Die dünnen blauen Decken stapeln sich in Kartons bis zur Decke, auf einem Regal liegen noch einmal 160 Stück, akkurat gefaltet. Die Decken sind dafür da, dass in München kein Mensch erfrieren muss. Wer abends, wenn nun die Temperaturen eisig werden, in die ehemalige Militärbaracke der Bayernkaserne kommt, erhält eine Decke, Toilettenpapier und vor allem einen warmen und sicheren Schlafplatz. Das Kälteschutzprogramm in München, das es seit 2012 gibt, ist bundesweit berühmt. Hier können Menschen, die kein Dach über dem Kopf haben, kostenlos übernachten. Nun soll ihnen das Projekt auch im Sommer Schutz bieten.

Am kommenden Donnerstag wird der Stadtrat darüber entscheiden. Bürgermeisterin Christine Strobl und Sozialreferentin Dorothee Schiwy (beide SPD) hoffen auf eine breite Zustimmung für die Ausweitung des Angebots.

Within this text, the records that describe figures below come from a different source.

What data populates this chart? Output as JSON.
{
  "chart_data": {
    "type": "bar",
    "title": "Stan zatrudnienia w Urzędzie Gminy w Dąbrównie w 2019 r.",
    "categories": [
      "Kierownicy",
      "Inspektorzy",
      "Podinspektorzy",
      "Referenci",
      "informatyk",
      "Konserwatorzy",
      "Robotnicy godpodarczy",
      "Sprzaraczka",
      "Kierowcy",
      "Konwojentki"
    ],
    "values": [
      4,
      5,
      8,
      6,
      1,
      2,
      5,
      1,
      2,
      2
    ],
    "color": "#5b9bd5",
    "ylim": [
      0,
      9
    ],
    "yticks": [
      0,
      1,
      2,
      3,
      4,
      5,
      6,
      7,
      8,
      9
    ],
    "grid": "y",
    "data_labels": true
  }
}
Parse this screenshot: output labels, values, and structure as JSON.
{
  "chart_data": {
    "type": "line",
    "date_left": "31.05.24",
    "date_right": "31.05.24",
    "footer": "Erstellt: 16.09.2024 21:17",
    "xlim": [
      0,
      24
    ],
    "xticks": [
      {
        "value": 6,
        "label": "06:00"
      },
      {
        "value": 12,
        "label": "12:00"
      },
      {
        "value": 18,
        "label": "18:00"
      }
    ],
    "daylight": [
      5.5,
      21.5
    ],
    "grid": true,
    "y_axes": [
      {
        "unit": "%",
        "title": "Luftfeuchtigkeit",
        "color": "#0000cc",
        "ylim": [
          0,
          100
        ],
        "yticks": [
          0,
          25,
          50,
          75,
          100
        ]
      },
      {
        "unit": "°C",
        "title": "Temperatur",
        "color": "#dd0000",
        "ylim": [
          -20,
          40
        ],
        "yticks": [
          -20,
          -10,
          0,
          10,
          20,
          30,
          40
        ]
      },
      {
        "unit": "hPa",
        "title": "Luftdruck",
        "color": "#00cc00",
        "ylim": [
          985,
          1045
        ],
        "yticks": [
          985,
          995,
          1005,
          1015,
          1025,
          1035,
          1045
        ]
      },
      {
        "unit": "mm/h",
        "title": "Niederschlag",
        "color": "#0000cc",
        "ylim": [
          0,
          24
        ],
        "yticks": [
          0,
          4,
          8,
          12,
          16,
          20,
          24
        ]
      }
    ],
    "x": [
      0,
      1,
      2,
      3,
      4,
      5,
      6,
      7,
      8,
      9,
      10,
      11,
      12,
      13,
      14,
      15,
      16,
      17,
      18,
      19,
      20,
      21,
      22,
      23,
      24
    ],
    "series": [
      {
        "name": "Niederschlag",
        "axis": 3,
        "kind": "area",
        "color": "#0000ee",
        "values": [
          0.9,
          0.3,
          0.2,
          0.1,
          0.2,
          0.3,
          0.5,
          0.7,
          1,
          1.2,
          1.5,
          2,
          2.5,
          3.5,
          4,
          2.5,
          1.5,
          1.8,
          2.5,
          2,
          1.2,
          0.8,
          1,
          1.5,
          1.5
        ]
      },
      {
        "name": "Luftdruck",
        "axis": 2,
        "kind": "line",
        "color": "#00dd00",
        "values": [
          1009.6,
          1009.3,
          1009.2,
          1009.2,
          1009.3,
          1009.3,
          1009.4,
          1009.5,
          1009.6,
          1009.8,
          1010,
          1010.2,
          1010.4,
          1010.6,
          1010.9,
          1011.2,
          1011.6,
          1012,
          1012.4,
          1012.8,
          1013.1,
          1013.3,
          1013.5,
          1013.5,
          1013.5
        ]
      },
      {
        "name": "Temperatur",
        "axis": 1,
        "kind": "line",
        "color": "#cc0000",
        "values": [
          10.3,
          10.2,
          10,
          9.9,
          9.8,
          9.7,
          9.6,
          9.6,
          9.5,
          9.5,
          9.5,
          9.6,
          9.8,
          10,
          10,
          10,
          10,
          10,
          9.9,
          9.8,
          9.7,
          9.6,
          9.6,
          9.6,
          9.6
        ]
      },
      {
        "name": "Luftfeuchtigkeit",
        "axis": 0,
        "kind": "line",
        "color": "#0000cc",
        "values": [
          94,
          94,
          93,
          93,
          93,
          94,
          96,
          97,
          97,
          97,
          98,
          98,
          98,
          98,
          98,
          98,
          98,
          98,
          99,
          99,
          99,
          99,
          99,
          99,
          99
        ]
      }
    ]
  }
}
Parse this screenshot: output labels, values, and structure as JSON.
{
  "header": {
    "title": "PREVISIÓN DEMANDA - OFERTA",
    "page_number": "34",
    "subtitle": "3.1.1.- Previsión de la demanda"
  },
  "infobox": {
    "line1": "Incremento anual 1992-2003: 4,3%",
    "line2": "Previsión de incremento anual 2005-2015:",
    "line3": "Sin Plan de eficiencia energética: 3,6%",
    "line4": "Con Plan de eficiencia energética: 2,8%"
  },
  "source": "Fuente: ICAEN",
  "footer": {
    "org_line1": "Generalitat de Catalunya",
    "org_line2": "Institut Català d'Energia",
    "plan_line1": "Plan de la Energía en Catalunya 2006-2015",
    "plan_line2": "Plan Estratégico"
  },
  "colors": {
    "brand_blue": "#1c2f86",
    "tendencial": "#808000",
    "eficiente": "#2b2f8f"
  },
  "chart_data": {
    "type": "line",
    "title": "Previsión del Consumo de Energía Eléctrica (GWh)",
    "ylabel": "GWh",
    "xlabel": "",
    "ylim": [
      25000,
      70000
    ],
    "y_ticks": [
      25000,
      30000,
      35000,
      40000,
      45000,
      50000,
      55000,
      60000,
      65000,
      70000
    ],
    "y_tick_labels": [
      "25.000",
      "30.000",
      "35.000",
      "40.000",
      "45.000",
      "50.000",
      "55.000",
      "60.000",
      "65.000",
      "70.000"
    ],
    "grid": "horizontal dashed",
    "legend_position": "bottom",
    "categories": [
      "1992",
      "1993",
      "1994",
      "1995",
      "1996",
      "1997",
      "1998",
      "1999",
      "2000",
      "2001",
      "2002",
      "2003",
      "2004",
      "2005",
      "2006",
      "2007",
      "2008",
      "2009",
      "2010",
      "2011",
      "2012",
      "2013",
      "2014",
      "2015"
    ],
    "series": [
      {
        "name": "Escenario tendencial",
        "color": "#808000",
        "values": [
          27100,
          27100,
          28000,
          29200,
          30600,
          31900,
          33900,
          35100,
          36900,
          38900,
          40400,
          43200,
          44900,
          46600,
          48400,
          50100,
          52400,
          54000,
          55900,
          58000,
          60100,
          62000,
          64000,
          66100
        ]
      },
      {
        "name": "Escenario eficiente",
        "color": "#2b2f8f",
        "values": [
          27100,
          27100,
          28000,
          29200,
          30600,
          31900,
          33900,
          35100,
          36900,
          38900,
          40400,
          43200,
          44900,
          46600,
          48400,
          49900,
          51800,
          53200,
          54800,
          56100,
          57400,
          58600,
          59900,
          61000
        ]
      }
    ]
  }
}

Denn die Zahl der Obdachlosen und der akut von Wohnungslosigkeit betroffenen Menschen steigt rapide. Gordon Bürk, Geschäftsführer des Evangelischen Hilfswerks in München, schätzt, dass es mittlerweile 1000 Menschen sind, die in der Stadt auf der Straße leben müssen. Vor wenigen Jahren ging das Sozialreferat noch von etwa 350 Obdachlosen aus.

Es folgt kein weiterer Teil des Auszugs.